Now I think about it, he kind of looks like a cross between Terry Jones and Graham Chapman.

So by now you can probably tell I was under the foolish impression that "The Lester Bangs Memorial Reading" would consist at least in part of readings from the works of Lester Bangs. Oh . . . no. It did not. We saw a brief clip of Philip Seymour Hoffman in Almost Famous before the real event began, which was a student reading. As in, two students read short stories they'd written. Okay, I'm an asshole. I'm so sorry. I am. I can't help it. But after four years as an editor on the college literary magazine, I'm well past the point where I recognised even the best of student short fiction is soul crushing to read or hear read. Not necessarily because it's bad, but because you can hear so many of the practices they've been encouraged to pursue by networks of teachers and fellow students. Hell, I could hear it in the laughter in the crowd when one of the students came to a part of his story where he described a night of drinking and partying during the South by Southwest Music Festival as "the real stimulus plan."

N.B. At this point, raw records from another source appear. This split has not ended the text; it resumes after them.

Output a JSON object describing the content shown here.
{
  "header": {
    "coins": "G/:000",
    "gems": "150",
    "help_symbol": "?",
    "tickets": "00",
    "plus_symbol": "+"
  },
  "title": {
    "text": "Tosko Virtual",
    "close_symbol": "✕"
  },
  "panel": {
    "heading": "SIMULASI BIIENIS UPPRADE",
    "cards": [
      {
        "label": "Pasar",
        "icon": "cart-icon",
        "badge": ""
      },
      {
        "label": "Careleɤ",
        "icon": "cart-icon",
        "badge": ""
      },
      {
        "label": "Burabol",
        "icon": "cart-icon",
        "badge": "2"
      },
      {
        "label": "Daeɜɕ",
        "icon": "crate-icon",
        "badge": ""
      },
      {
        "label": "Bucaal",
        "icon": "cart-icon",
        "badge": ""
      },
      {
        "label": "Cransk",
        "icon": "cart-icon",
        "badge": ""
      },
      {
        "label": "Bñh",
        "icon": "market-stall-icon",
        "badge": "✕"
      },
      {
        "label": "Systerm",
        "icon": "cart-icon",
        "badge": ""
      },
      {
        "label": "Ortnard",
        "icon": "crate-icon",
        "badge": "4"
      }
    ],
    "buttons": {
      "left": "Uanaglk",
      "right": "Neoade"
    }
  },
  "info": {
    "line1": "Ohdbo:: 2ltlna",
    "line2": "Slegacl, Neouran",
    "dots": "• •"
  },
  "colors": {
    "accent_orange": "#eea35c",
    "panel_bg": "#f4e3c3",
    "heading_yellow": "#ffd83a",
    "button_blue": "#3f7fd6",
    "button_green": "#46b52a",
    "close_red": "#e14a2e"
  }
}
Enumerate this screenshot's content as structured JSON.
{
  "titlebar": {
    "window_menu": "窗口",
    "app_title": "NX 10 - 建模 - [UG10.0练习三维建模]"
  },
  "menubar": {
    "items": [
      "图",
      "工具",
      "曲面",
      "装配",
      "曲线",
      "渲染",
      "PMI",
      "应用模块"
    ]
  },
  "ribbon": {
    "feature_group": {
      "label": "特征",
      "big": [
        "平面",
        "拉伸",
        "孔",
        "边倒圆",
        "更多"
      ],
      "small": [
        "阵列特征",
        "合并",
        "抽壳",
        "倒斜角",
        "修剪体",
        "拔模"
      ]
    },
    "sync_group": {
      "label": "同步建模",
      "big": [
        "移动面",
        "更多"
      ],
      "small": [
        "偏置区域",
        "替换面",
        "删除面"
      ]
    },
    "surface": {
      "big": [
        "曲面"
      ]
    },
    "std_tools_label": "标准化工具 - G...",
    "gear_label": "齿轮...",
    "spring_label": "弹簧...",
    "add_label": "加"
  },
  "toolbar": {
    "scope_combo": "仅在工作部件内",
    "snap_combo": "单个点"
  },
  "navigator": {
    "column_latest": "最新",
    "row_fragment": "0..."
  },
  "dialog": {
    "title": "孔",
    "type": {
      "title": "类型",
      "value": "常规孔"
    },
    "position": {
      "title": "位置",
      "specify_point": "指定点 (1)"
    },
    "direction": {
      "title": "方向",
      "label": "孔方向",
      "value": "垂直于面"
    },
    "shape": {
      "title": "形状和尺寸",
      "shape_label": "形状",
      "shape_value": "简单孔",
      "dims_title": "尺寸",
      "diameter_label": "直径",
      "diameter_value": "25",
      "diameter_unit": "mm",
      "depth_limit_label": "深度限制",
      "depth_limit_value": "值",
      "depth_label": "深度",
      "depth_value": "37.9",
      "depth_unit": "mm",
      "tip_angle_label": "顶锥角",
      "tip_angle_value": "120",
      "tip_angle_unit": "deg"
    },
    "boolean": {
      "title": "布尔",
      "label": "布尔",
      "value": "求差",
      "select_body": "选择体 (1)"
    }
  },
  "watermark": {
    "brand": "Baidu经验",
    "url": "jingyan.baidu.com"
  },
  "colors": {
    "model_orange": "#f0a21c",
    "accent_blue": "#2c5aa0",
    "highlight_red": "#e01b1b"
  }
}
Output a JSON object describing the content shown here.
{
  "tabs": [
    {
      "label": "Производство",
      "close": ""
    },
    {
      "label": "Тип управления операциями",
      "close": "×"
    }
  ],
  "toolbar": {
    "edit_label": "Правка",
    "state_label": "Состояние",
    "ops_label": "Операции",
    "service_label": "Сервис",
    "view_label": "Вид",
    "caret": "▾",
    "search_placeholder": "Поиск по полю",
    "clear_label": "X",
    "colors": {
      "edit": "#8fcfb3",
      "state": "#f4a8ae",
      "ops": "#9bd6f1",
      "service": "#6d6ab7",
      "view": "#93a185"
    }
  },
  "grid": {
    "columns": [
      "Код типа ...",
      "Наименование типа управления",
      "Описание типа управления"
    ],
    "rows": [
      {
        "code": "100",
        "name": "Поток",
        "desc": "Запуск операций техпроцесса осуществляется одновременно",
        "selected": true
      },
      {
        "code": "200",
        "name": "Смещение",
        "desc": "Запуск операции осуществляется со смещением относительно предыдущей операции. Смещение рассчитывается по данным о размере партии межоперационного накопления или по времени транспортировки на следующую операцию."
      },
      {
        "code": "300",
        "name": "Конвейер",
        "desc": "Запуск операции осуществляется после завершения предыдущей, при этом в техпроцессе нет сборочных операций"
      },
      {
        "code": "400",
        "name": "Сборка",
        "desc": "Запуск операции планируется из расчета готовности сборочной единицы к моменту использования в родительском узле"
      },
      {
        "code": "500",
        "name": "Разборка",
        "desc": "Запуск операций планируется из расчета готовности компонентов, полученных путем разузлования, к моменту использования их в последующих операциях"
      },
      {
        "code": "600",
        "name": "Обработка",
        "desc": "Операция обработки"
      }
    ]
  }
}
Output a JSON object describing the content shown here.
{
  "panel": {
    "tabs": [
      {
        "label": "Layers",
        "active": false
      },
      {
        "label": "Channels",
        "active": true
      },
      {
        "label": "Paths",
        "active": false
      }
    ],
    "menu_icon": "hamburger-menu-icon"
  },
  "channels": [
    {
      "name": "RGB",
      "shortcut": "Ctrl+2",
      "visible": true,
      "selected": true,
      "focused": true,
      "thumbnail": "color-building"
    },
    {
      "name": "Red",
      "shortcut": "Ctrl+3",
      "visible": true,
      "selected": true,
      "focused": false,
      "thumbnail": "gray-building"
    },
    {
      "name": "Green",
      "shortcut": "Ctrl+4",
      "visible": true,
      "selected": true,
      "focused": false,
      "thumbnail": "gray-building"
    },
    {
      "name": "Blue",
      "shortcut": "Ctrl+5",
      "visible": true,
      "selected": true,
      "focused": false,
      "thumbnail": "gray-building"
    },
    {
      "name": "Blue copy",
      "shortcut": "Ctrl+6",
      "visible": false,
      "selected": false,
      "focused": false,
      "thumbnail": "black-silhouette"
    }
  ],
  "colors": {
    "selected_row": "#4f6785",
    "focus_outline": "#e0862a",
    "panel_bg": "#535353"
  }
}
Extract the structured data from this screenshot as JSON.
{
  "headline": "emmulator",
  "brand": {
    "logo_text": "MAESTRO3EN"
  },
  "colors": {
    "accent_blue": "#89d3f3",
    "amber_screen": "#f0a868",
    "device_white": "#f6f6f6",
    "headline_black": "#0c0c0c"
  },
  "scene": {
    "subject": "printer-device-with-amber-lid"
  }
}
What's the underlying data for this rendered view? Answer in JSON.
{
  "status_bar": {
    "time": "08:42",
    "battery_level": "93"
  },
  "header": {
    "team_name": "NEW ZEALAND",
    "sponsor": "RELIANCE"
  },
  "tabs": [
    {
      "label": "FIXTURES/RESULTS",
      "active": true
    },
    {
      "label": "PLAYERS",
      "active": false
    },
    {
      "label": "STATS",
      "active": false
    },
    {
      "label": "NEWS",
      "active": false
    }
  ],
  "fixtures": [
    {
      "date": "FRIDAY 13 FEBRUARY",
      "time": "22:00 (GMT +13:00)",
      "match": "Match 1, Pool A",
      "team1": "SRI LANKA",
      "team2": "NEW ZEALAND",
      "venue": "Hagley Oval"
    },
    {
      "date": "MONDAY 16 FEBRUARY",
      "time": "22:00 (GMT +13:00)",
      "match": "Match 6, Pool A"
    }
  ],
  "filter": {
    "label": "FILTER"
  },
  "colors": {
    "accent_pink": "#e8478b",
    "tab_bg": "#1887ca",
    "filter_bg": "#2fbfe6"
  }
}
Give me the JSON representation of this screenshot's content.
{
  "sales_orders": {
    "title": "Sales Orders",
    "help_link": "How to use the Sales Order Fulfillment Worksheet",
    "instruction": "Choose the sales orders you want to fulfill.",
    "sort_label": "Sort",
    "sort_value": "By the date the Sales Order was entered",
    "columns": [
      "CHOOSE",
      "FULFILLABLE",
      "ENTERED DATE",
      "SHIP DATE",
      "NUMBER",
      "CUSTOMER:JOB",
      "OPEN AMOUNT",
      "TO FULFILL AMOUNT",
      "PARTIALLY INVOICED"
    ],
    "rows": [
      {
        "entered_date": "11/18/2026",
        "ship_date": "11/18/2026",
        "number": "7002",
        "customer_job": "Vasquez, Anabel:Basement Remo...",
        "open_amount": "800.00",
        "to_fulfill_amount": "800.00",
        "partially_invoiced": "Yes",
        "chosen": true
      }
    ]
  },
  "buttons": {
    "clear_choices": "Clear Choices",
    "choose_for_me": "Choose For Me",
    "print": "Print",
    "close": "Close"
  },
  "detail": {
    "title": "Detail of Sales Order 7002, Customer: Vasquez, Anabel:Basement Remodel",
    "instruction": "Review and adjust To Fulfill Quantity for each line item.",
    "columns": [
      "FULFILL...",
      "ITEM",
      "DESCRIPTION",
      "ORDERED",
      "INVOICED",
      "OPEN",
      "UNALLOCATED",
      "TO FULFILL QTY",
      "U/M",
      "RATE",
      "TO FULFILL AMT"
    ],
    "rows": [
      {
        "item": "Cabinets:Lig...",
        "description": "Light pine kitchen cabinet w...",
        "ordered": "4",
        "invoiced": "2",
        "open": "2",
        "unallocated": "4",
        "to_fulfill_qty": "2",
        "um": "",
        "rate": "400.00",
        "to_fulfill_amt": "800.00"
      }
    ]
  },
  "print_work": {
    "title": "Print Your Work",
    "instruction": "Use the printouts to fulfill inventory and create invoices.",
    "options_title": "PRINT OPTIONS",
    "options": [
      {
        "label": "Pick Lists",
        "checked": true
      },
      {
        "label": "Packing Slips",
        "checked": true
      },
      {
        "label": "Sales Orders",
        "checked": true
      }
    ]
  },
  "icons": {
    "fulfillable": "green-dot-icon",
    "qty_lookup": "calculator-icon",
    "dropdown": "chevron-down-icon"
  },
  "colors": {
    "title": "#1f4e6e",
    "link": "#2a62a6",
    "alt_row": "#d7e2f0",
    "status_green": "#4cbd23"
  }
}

The only really decent part of the guy's story was a bit where he was driving with his indie record label producer friend and he talked about the frightening, uncertain future. There was some real feeling there, but it was buried under faux Hunter S. Thompson, mannered rhetoric. Most signifying was when he described a bit of partying as "beyond Hunter S. Thompson." Of course it is. Because why would it be worth talking about if it's not the greatest thing ever. The first story was even more narcissistic--it was about how the guy had discovered The Grateful Dead was not a metal band and then discovered that he liked early Santana albums. It amounted to, at best, an amusing anecdote. It's not something you write down and read in front of a room full of people, even if they are laughing and seem to be listening with rapt attention.

How do people eat up this tripe? I suppose it's all part of the mutually self-sustaining aspiration machine. You know who wouldn't have been eating it up? Lester Bangs.

I've been reading his work to-day. A lot of it's kind of great. Sure, a lot of it is the cheap cynicism of entertaining criticism. But he also knew how to write--I love this piece he wrote about a band called The Shaggs. He describes their guitar style as, "sorta like 14 pocket combs being run through a moose's dorsal, but very gently."



I don't know if I'd say they're better than The Beatles, but I can see why Bangs liked them. Somehow they survived the world that takes the outstretched hand of expression and twists it around to make people poke themselves in the eyes. They're sincere, they're not shadows of themselves.